PKP Polskie Linie Kolejowe (PLK) zaczną w przyszłym roku realizować duże inwestycje. Z tego powodu wyłączone z ruchu będą odcinki kolejowe na trasie z Warszawy do Lublina, Poznania i Grodziska Mazowieckiego, a pociągi będą kursować objazdem. Przewoźnikom będzie niewygodnie, ale — jak zapewniają PKP PLK — nie będzie drożej.
— Przygotowujemy system rekompensat, który zamierzamy wprowadzić już z grudniowym rozkładem jazdy — informuje Mariola Pyciarz, dyrektor biura sprzedaży centrali PKP PLK. Przeciwko zamykaniu linii kolejowych protestowały dotychczas PKP Cargo. Maciej Libiszewski, szef giełdowej spółki, twierdził, że z tego powodu rosną koszty przewozów, a czasem nawet odchodzą klienci. Zdaniem Wojciecha Jurkiewicza, prezesa Związku Niezależnych Przewoźników Kolejowych, rekompensaty mogą te problemy złagodzić. Na razie jednak nie wiadomo, jakie kwoty wchodzą w grę.
Równe szanse
Zdaniem Konstantina Skorika, prezesa firmy Freightliner PL, na rekompensatach nie można jednak poprzestać. Szef przewoźnika uważa, że należy podjąć wiele działań, by zrównać warunki świadczenia usług przewoźników kolejowych i drogowych. Warto wziąć przykład ze Szwajcarii, która postawiła na rozwój kolei i wprowadziła wysokie stawki dla przewozów drogowych, 35 razy większe niż w Polsce.

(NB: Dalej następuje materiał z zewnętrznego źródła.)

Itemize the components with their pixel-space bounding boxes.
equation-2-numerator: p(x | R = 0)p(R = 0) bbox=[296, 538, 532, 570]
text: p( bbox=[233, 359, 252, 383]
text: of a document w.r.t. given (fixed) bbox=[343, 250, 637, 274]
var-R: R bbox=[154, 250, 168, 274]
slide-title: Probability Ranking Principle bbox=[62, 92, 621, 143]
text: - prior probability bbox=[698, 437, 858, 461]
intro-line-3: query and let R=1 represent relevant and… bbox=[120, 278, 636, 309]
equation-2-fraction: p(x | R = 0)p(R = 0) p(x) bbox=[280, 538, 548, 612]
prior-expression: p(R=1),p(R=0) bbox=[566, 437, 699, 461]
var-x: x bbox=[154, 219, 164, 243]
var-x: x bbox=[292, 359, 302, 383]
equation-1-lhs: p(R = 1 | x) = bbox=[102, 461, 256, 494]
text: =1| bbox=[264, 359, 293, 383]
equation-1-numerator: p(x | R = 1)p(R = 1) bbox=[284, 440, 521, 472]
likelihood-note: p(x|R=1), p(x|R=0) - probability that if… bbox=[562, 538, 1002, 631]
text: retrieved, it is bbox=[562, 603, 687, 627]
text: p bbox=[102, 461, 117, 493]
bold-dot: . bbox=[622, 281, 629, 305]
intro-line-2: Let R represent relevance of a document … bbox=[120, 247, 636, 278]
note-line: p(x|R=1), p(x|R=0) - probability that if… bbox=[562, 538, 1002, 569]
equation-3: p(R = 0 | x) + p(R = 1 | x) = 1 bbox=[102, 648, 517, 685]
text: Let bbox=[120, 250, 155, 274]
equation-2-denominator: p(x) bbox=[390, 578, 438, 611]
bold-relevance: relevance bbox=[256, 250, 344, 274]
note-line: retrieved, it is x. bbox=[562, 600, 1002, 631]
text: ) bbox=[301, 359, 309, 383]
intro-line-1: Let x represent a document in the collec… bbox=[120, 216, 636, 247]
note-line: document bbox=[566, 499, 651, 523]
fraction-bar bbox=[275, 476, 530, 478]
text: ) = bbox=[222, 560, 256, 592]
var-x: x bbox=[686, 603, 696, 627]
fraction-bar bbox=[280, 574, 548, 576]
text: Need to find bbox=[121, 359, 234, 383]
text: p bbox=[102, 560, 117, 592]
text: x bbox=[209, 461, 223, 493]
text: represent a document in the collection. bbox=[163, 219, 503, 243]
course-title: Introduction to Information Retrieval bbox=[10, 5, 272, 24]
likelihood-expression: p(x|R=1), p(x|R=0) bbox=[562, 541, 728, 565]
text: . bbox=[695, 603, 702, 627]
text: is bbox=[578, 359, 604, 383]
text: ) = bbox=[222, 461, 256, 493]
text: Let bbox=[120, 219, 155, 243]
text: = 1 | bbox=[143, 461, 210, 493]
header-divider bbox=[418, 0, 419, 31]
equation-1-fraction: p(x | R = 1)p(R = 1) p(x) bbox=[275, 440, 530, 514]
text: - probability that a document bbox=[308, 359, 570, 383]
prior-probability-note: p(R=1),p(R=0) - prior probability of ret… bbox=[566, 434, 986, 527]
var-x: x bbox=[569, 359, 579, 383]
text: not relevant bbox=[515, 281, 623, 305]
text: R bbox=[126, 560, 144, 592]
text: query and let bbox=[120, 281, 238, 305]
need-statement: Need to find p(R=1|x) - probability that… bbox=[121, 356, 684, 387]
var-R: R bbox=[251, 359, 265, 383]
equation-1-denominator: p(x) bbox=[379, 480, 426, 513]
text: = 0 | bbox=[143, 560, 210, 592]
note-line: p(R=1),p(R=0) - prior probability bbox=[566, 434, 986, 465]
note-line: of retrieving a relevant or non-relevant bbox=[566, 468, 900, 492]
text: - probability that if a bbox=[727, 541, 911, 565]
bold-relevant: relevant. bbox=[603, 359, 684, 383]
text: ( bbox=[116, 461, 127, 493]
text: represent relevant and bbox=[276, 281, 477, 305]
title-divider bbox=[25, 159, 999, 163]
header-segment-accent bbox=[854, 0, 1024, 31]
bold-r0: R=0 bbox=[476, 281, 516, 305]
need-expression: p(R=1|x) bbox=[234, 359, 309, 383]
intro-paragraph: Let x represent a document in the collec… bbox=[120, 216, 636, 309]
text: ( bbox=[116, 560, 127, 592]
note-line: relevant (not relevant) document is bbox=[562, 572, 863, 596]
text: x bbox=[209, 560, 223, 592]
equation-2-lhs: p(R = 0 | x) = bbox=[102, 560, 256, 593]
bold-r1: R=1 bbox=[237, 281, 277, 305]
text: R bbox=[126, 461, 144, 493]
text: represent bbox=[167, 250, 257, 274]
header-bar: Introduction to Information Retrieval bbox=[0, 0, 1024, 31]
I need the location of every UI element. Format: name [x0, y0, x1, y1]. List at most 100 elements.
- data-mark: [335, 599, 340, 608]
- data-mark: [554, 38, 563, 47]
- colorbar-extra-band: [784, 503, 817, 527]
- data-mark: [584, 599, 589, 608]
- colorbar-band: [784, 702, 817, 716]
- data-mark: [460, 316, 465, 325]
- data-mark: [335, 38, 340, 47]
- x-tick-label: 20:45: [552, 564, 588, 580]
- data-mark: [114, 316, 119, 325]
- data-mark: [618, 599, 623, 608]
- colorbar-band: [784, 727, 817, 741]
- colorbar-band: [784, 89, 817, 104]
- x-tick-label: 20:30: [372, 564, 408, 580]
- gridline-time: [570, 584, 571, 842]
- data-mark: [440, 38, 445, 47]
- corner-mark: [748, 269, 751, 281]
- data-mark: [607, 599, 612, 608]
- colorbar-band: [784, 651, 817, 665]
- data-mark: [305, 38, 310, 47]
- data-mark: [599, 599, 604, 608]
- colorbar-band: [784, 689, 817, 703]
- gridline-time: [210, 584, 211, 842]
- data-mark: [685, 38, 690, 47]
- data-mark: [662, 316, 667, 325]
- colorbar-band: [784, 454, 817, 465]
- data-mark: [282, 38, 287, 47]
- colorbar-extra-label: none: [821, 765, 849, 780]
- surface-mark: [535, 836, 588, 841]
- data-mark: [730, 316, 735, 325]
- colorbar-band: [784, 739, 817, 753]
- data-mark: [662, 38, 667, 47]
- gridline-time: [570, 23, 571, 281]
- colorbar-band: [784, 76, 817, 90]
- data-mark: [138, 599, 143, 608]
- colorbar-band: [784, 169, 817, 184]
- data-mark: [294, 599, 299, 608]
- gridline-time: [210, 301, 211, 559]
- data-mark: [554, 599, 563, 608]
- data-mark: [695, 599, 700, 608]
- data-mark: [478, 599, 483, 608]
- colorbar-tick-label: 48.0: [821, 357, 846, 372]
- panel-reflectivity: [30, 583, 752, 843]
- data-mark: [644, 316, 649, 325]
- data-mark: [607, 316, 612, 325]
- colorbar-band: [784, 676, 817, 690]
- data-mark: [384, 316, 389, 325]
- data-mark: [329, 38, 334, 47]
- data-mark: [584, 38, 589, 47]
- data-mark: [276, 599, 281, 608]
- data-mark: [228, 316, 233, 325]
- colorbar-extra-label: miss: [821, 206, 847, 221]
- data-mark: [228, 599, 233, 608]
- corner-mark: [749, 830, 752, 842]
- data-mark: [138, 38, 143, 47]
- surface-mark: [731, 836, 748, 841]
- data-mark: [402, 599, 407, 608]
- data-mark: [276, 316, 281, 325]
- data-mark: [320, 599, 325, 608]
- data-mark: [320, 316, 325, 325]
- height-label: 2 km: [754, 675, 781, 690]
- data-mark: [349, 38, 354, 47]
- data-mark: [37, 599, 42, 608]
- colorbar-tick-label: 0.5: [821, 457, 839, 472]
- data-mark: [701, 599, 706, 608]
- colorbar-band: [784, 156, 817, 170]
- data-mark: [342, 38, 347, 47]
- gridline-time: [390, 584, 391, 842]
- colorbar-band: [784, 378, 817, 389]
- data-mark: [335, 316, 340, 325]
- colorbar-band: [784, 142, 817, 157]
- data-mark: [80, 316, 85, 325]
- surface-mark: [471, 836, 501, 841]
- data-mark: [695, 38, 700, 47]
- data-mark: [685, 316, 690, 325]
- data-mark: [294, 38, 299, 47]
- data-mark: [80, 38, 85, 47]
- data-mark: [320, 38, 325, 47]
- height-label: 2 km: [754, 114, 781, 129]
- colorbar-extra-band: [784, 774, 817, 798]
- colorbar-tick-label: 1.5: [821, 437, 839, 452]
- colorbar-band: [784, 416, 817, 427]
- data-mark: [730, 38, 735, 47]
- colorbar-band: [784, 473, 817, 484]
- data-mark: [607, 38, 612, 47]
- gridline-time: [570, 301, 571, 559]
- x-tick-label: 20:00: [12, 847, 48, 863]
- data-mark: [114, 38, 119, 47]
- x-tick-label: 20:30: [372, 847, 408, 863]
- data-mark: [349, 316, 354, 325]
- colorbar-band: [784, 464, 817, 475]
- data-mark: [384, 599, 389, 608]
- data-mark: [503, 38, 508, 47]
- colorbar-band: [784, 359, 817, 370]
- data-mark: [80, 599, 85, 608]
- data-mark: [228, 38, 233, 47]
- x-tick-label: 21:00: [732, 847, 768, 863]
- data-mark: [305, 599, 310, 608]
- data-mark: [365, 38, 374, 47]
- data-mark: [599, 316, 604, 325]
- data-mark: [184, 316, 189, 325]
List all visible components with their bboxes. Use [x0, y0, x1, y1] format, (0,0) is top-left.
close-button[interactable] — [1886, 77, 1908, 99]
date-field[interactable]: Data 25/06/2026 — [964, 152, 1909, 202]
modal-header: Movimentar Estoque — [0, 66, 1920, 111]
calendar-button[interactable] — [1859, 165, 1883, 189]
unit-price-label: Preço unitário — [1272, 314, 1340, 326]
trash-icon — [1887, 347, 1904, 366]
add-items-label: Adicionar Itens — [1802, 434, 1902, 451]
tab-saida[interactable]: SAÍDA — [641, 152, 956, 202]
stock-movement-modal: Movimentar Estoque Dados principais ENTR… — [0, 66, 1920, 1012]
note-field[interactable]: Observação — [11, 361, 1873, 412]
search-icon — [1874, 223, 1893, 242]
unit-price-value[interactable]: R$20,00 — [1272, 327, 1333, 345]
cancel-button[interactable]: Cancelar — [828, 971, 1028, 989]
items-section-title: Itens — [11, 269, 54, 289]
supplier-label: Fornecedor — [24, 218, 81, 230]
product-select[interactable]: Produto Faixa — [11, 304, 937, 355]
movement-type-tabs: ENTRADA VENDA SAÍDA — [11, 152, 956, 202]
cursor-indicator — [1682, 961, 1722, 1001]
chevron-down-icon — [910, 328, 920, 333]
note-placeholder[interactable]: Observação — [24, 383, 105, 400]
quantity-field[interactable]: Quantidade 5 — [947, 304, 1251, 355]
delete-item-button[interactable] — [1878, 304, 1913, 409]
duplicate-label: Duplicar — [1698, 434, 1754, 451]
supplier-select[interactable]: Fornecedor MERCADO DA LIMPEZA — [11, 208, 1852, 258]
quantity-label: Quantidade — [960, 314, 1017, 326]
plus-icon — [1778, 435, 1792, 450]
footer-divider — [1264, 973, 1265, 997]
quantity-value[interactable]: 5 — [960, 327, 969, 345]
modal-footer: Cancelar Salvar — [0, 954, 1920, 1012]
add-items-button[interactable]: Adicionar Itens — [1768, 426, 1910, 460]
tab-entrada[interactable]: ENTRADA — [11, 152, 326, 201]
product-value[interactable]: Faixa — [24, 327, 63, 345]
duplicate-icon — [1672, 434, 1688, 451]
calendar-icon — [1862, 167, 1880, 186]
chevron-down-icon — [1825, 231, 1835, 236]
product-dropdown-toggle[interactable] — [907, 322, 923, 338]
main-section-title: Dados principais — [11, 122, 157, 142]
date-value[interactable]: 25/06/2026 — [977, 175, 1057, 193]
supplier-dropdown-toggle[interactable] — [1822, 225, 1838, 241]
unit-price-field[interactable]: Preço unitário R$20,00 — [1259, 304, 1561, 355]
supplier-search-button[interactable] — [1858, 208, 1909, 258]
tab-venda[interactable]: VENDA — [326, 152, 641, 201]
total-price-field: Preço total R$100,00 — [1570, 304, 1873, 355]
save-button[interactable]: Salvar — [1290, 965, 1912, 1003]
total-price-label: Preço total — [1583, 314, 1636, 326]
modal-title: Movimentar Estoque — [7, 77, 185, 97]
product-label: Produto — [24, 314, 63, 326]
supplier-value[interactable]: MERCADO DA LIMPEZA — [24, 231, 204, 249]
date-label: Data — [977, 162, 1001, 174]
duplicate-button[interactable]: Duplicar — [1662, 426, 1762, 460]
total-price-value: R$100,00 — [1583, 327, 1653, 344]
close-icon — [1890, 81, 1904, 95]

— Dodatkowo w Szwajcarii opłatami objęta jest cała sieć drogowa, w Polsce tylko wybraneodcinki. Natomiast za korzystanie z infrastruktury kolejowej płacimy w Polsce w całej sieci, a stawki są wyższe niż w innych europejskich krajach — mówi Konstantin Skorik. Podkreśla też, że uruchamiając pociąg na przykład do Holandii, musi mieć w obsłudze maszynistów znających język polski, niemiecki i holenderski, kierowcy natomiast nie muszą być poliglotami, a przewoźnicy drogowi — spełniać wielu restrykcyjnych wymogów dotyczących zarządzania i bezpieczeństwa floty. Jego zdaniem, stawki i wymogi dla obu branż muszą być wyrównane.
System zachęt
Ignacy Góra, p.o prezesa Urzędu Transportu Kolejowego (UTK), także uważa, że zrównanie stawek dla obu sektorów jest konieczne, bo od kilku lat transport kolejowy przegrywa w Polsce z drogowym. Nie mówi jednak tylko o konieczności obniżania opłat za dostęp do infrastruktury kolejowej, ale także o zmianie systemu ich naliczania, by motywować przewoźników do inwestycji w tabor.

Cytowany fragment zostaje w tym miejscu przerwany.